Please tell me you are not really a doctor.

[0] https://www.sciencedirect.com/topics/medicine-and-dentistry/...

Edit: In case you are wondering why this response doesn't really fit the parent comment, the parent saw fit to completely replace his comment without an indication that he did so. Originally there was a claim in the parent comment about "MAC being the primary indication of anesthetic depth being the textbook definition" or something to that effect. To which I responded. I guess I must have hit a nerve there ;)


"MAC being the primary indication of anesthetic depth being the textbook definition"

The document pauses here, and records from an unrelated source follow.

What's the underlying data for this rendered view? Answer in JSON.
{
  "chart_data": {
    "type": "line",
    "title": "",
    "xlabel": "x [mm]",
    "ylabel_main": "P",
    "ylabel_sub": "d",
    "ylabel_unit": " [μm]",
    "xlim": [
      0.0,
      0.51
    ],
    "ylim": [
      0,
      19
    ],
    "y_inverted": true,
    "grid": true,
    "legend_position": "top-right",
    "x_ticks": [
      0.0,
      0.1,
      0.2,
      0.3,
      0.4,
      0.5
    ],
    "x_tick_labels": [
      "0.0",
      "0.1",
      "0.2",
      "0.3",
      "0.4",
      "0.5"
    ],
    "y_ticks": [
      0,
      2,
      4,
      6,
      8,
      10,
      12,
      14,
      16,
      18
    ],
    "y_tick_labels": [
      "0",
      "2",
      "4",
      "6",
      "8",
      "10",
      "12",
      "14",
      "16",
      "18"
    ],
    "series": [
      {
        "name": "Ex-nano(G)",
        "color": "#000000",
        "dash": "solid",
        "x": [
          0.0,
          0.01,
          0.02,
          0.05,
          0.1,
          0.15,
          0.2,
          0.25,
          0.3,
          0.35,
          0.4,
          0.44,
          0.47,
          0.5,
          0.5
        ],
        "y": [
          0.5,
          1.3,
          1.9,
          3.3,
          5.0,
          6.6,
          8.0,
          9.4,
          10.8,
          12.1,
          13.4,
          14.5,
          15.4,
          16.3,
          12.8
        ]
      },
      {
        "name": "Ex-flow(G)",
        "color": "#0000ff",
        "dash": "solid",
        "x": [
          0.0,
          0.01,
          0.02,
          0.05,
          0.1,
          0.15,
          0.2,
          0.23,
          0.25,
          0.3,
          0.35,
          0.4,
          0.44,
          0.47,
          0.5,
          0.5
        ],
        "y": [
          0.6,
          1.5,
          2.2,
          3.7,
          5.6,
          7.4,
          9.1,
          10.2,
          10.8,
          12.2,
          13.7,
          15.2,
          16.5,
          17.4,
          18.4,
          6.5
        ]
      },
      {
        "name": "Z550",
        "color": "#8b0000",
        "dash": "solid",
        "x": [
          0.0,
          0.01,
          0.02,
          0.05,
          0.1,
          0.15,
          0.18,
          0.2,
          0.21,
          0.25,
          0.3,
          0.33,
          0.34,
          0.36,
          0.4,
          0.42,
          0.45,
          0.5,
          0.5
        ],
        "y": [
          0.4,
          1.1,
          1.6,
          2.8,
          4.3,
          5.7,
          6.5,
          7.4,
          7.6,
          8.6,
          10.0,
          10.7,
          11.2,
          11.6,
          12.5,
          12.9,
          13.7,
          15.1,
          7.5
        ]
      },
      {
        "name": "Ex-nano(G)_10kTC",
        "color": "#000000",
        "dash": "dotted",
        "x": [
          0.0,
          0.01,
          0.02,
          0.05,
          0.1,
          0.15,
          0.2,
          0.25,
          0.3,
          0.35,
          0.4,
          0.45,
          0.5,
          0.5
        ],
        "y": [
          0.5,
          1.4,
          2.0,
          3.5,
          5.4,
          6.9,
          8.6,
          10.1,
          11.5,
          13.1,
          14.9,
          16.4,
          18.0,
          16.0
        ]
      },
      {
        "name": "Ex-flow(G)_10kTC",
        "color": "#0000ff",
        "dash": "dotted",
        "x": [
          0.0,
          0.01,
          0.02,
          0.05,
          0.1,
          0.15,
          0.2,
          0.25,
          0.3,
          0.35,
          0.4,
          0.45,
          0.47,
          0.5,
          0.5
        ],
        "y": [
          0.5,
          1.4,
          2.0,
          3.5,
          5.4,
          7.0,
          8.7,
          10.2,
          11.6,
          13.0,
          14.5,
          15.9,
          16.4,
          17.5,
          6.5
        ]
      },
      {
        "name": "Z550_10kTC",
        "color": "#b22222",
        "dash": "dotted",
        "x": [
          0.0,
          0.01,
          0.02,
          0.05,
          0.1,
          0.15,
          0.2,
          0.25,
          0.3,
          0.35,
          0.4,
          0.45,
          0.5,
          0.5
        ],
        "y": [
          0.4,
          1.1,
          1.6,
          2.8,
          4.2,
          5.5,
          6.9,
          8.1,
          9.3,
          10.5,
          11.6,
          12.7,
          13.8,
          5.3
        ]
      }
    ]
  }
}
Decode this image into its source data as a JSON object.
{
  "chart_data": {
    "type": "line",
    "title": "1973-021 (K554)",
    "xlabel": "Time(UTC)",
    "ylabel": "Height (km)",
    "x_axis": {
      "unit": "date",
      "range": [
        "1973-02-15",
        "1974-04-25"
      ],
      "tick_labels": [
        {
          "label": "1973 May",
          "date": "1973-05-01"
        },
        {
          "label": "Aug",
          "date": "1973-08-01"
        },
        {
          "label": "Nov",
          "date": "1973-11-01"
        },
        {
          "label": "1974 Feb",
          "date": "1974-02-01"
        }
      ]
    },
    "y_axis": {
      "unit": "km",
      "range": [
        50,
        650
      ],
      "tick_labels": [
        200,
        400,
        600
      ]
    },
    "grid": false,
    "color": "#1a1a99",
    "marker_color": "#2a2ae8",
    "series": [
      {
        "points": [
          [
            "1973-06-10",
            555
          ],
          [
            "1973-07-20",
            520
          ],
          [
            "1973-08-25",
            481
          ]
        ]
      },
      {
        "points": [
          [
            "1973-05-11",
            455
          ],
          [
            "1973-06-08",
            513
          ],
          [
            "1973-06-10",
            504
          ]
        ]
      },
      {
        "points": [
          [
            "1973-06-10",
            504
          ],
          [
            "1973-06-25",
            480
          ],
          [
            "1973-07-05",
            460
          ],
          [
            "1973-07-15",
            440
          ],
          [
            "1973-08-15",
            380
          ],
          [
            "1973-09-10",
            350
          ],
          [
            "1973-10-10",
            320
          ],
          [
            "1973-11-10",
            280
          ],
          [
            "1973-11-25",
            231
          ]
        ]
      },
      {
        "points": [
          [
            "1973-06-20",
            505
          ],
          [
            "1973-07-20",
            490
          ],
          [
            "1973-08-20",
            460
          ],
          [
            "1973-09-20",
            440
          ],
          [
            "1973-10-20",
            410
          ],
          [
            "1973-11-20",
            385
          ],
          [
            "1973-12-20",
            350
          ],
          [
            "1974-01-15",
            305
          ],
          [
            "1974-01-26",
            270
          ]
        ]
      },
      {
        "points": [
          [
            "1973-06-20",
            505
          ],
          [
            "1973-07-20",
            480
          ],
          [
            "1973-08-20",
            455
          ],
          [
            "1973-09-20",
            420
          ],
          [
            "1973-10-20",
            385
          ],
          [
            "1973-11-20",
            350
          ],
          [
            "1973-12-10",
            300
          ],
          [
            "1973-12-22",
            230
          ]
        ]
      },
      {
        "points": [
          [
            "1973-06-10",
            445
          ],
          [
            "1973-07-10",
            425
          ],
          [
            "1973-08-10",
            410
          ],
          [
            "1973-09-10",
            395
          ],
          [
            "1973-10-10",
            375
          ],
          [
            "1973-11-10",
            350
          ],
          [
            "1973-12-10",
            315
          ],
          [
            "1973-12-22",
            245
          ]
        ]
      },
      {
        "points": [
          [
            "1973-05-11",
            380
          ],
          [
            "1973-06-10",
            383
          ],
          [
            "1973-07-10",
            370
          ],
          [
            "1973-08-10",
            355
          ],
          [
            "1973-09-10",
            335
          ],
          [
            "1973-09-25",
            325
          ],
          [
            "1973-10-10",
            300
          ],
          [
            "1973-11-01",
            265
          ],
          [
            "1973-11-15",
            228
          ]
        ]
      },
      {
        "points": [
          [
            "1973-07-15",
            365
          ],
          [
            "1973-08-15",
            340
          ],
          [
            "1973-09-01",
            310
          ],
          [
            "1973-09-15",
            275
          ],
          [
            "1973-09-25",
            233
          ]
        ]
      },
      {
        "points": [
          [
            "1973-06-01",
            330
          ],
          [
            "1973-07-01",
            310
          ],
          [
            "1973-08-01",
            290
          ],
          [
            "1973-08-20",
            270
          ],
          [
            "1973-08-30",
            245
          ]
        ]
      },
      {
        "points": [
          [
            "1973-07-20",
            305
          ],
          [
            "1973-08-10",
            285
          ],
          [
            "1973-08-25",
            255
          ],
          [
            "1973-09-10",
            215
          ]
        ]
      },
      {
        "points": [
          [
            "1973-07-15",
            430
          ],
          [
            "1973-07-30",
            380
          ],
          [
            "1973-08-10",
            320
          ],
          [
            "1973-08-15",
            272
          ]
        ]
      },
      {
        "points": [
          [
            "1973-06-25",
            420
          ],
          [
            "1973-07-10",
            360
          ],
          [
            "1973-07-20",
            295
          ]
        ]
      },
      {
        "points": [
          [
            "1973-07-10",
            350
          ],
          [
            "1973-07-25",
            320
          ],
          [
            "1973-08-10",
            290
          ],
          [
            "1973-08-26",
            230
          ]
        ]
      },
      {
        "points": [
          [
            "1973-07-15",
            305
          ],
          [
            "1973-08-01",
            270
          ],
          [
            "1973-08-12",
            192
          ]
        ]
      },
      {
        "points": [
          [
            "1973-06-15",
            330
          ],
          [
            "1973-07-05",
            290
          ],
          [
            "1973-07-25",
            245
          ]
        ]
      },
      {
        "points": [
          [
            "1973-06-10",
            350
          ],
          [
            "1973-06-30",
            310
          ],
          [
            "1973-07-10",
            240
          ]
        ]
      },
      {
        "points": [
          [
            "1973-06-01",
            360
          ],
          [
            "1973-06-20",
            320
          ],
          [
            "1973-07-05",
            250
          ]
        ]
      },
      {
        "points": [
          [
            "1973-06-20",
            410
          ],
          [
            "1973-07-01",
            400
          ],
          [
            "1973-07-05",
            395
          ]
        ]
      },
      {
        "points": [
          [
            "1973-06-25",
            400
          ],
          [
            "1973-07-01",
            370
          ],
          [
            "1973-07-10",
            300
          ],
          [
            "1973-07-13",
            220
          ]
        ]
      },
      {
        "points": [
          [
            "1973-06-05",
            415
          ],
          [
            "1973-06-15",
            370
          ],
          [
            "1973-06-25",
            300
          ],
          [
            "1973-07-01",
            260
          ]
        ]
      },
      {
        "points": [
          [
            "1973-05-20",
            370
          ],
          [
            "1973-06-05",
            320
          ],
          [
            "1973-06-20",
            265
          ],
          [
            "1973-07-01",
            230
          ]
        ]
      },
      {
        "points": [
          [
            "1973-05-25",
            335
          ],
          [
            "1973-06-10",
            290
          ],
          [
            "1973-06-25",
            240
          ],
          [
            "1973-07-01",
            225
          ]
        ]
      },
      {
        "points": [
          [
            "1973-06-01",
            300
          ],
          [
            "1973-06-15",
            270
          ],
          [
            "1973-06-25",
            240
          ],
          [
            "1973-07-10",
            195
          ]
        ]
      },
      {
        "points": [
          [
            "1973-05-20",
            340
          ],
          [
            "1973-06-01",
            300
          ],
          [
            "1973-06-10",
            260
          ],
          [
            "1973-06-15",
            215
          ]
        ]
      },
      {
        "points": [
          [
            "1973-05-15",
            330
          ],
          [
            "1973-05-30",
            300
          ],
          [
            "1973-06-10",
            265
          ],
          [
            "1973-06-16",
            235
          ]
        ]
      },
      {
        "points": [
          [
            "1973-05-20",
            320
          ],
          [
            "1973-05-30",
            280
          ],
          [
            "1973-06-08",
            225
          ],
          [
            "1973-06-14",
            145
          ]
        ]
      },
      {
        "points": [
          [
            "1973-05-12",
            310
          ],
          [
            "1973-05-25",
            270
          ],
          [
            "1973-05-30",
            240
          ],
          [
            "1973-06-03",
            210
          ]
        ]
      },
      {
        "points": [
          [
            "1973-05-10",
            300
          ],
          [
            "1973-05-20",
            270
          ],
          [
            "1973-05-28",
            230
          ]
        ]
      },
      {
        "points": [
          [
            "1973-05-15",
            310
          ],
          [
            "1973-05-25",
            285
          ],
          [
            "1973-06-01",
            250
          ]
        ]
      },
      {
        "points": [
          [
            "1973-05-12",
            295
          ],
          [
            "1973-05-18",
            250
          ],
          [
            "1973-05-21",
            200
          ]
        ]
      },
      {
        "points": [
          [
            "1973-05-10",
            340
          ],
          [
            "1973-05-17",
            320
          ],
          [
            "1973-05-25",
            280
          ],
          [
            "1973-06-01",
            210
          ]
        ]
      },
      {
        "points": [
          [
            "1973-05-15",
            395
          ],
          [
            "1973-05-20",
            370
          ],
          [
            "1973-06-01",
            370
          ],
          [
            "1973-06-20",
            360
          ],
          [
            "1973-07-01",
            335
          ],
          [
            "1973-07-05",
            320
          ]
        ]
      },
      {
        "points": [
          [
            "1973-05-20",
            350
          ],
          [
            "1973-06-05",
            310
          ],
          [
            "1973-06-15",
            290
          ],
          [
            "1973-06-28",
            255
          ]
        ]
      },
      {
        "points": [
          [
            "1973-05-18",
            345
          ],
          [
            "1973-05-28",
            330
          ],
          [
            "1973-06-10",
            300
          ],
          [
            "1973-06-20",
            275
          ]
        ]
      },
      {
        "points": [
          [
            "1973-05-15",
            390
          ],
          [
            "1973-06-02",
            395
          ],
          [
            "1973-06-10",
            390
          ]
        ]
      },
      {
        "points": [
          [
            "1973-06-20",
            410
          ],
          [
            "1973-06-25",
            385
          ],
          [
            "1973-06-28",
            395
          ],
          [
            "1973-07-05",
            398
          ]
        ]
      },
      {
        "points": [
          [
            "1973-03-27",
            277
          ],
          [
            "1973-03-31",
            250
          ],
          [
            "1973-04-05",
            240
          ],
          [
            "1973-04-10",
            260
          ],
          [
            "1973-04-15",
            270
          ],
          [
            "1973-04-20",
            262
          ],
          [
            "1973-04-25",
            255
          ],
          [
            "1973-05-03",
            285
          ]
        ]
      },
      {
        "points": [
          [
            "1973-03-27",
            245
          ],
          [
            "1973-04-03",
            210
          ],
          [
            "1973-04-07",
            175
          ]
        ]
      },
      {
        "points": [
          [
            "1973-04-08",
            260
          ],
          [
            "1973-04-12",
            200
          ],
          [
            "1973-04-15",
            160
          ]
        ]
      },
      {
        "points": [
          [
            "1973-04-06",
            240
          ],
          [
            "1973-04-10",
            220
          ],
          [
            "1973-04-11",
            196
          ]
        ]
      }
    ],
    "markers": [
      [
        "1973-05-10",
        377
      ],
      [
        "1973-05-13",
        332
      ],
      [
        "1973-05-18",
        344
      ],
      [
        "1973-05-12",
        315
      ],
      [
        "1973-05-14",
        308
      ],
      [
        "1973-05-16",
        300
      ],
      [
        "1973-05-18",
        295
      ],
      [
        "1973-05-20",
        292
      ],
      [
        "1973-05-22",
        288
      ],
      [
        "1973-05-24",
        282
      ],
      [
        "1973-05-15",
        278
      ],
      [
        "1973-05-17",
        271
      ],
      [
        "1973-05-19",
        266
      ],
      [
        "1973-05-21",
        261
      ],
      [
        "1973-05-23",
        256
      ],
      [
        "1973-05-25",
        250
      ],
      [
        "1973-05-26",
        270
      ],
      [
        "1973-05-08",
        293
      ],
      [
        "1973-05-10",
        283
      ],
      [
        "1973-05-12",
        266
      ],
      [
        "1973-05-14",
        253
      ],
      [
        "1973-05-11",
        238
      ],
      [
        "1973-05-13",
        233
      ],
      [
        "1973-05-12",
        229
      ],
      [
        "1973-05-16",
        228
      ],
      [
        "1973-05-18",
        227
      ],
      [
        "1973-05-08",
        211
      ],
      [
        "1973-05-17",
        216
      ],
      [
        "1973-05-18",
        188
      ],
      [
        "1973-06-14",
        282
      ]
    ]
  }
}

I am an attending anesthesiologist and this is true. MAC cannot be interpreted at face value, though. You've got other drugs on board (not accounted for in MAC), the patient might be frail or very old, etc. etc. All things changing MAC interpretation, which is why there are still anesthesia providers instead of robots ;-) We currently have no way of faithfully measuring the depth of anesthesia, and our understanding of consciousness/awareness is incomplete. Anesthesiologists have to rely mostly on know-how, even in 2025.